(Reuters) – Struggling British baby products retailer Mothercare Plc <MTC.L> said on Friday its annual underlying pretax profit would not grow, as it grapples with an uncertain and volatile home market along with fragile consumer confidence.
Mothercare, which floated in 1972 and has been a mainstay of British shopping streets, has closed a third of its British stores over the past year through a company voluntary arrangement (CVA).
The company, which has been hit hard by intense competition from supermarket groups and online retailers in its main UK market, said total UK sales were 23.2% lower for the 15 weeks ended July 13, following an extensive store closure programme.
CVAs allow retailers to avoid insolvency by offloading unwanted stores and securing lower rents on others and reach a compromise with creditors. They have been adopted by other British retailers including fashion chain New Look.
Mothercare, whose UK business has been unprofitable for more than a decade, also said it had worked to create the “optimal structure” for its UK retail operations as an independent Mothercare UK franchise.
“The process of restructuring and rebuilding a sustainable business continues, and we have in place financing plans to support these actions as we aim to be bank-debt free by the end of the year,” Chief Executive Officer Mark Newton-Jones said.

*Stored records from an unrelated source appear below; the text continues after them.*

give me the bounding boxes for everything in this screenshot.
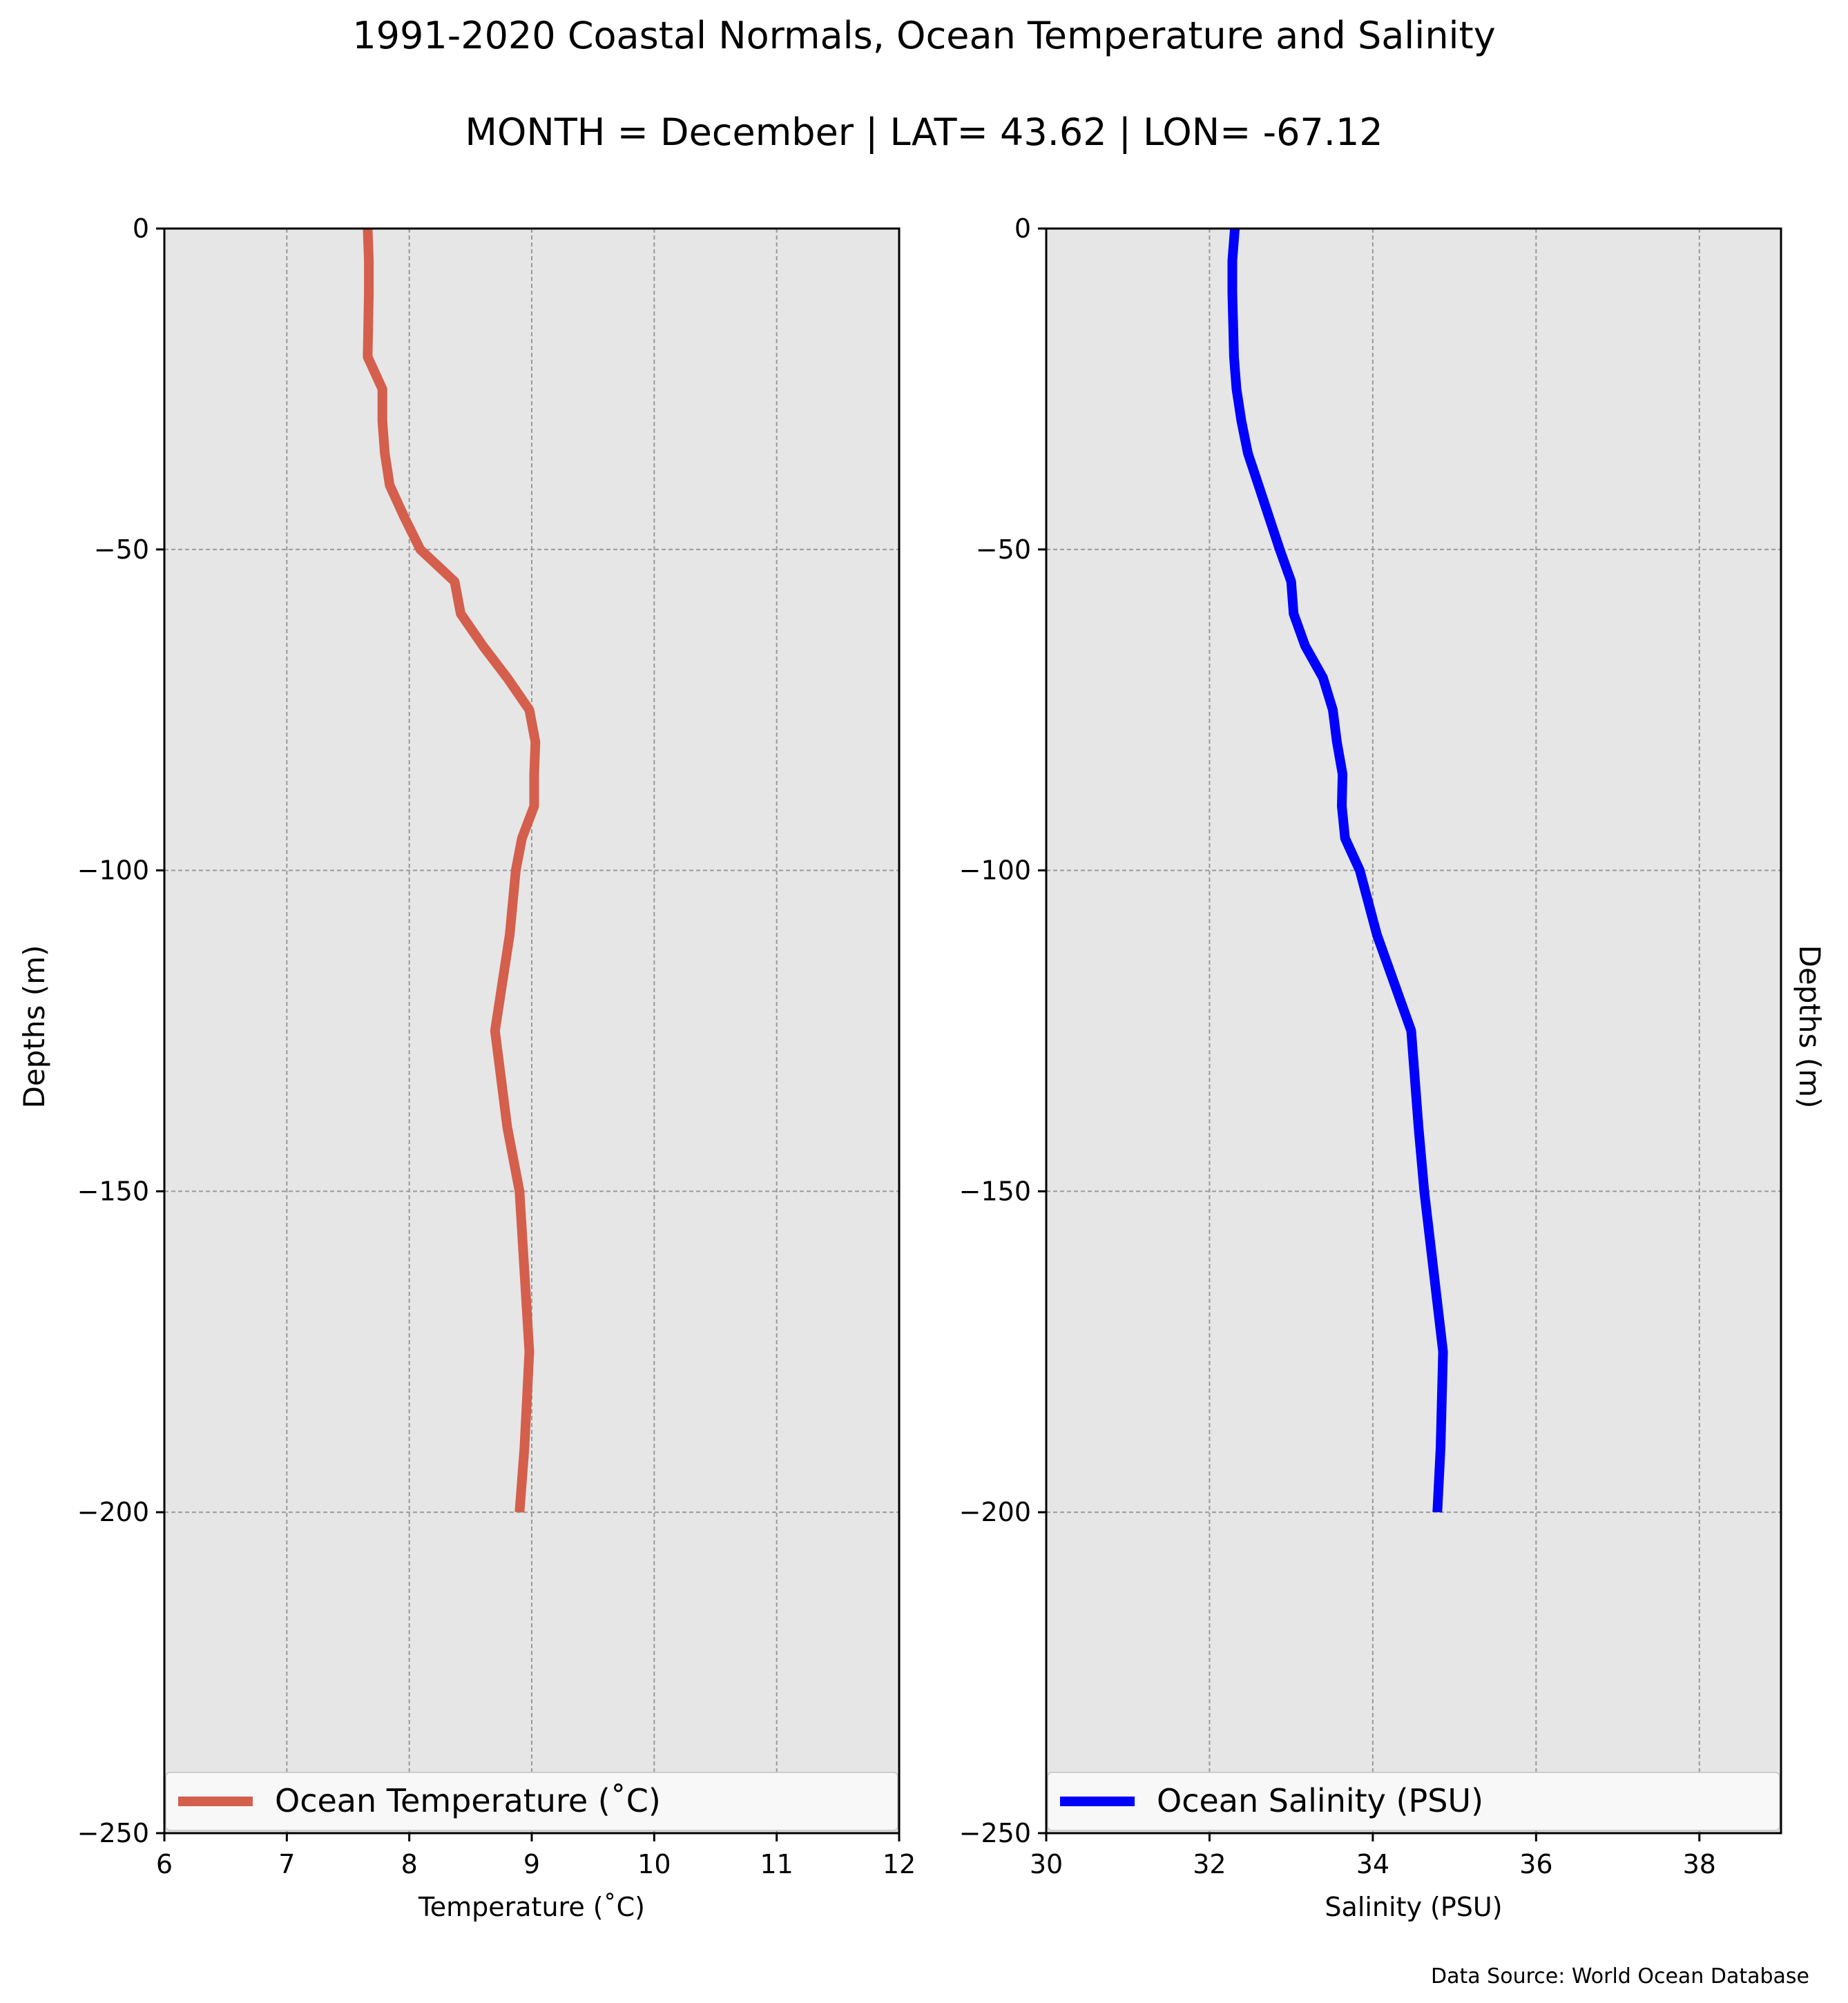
left-ylabel: Depths (m) <box>17 945 51 1109</box>
temperature-legend-box <box>165 1772 898 1831</box>
temperature-xtick-label: 6 <box>156 1849 173 1879</box>
salinity-xtick-label: 32 <box>1193 1849 1226 1879</box>
temperature-ytick-label: −150 <box>77 1176 149 1206</box>
salinity-ytick-label: −150 <box>959 1176 1031 1206</box>
temperature-ytick-label: −50 <box>94 534 149 565</box>
temperature-xtick-label: 10 <box>637 1849 671 1879</box>
temperature-ytick-label: −200 <box>77 1497 149 1527</box>
right-ylabel: Depths (m) <box>1793 945 1827 1109</box>
salinity-ytick-label: −250 <box>959 1818 1031 1848</box>
temperature-xlabel: Temperature (˚C) <box>418 1892 645 1922</box>
temperature-xtick-label: 9 <box>523 1849 540 1879</box>
temperature-legend-label: Ocean Temperature (˚C) <box>275 1782 661 1819</box>
temperature-xtick-label: 11 <box>760 1849 793 1879</box>
figure-title: 1991-2020 Coastal Normals, Ocean Tempera… <box>352 14 1495 57</box>
temperature-panel: Ocean Temperature (˚C) 6 7 8 9 10 11 12 0 −50 −100… <box>77 213 916 1922</box>
data-source-note: Data Source: World Ocean Database <box>1431 1964 1809 1989</box>
salinity-xtick-label: 30 <box>1030 1849 1063 1879</box>
salinity-ytick-label: 0 <box>1014 213 1031 244</box>
salinity-xtick-label: 34 <box>1356 1849 1389 1879</box>
figure-subtitle: MONTH = December | LAT= 43.62 | LON= -67… <box>465 110 1383 154</box>
salinity-xlabel: Salinity (PSU) <box>1325 1892 1502 1922</box>
salinity-profile-line <box>1227 228 1448 1513</box>
salinity-ytick-label: −200 <box>959 1497 1031 1527</box>
temperature-xtick-label: 12 <box>883 1849 916 1879</box>
temperature-ytick-label: 0 <box>133 213 149 244</box>
temperature-profile-line <box>363 228 541 1513</box>
temperature-xtick-label: 8 <box>401 1849 418 1879</box>
salinity-legend-label: Ocean Salinity (PSU) <box>1157 1782 1483 1819</box>
temperature-ytick-label: −250 <box>77 1818 149 1848</box>
salinity-ytick-label: −50 <box>976 534 1031 565</box>
temperature-ytick-label: −100 <box>77 855 149 886</box>
salinity-panel: Ocean Salinity (PSU) 30 32 34 36 38 0 −50 −100 −1… <box>959 213 1782 1922</box>
temperature-xtick-label: 7 <box>278 1849 295 1879</box>
salinity-ytick-label: −100 <box>959 855 1031 886</box>
salinity-xtick-label: 38 <box>1683 1849 1716 1879</box>
salinity-legend-box <box>1047 1772 1780 1831</box>
salinity-xtick-label: 36 <box>1519 1849 1552 1879</box>
salinity-axes-frame <box>1045 227 1782 1835</box>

Total group sales for the mother and baby products retailer fell 9.2%, while international sales were down 4.5% on a constant-currency basis, hit by declines in the Middle East.
The company also expects gross margin improvements in the UK to take longer to materialise than previously anticipated, as it spends on promotional activity.
“The UK retail market remains challenging and though the rate of decline in LFL sales has moderated, margin investment in promotional activity has been necessary to stimulate sales, both in our stores and online,” Newton-Jones added.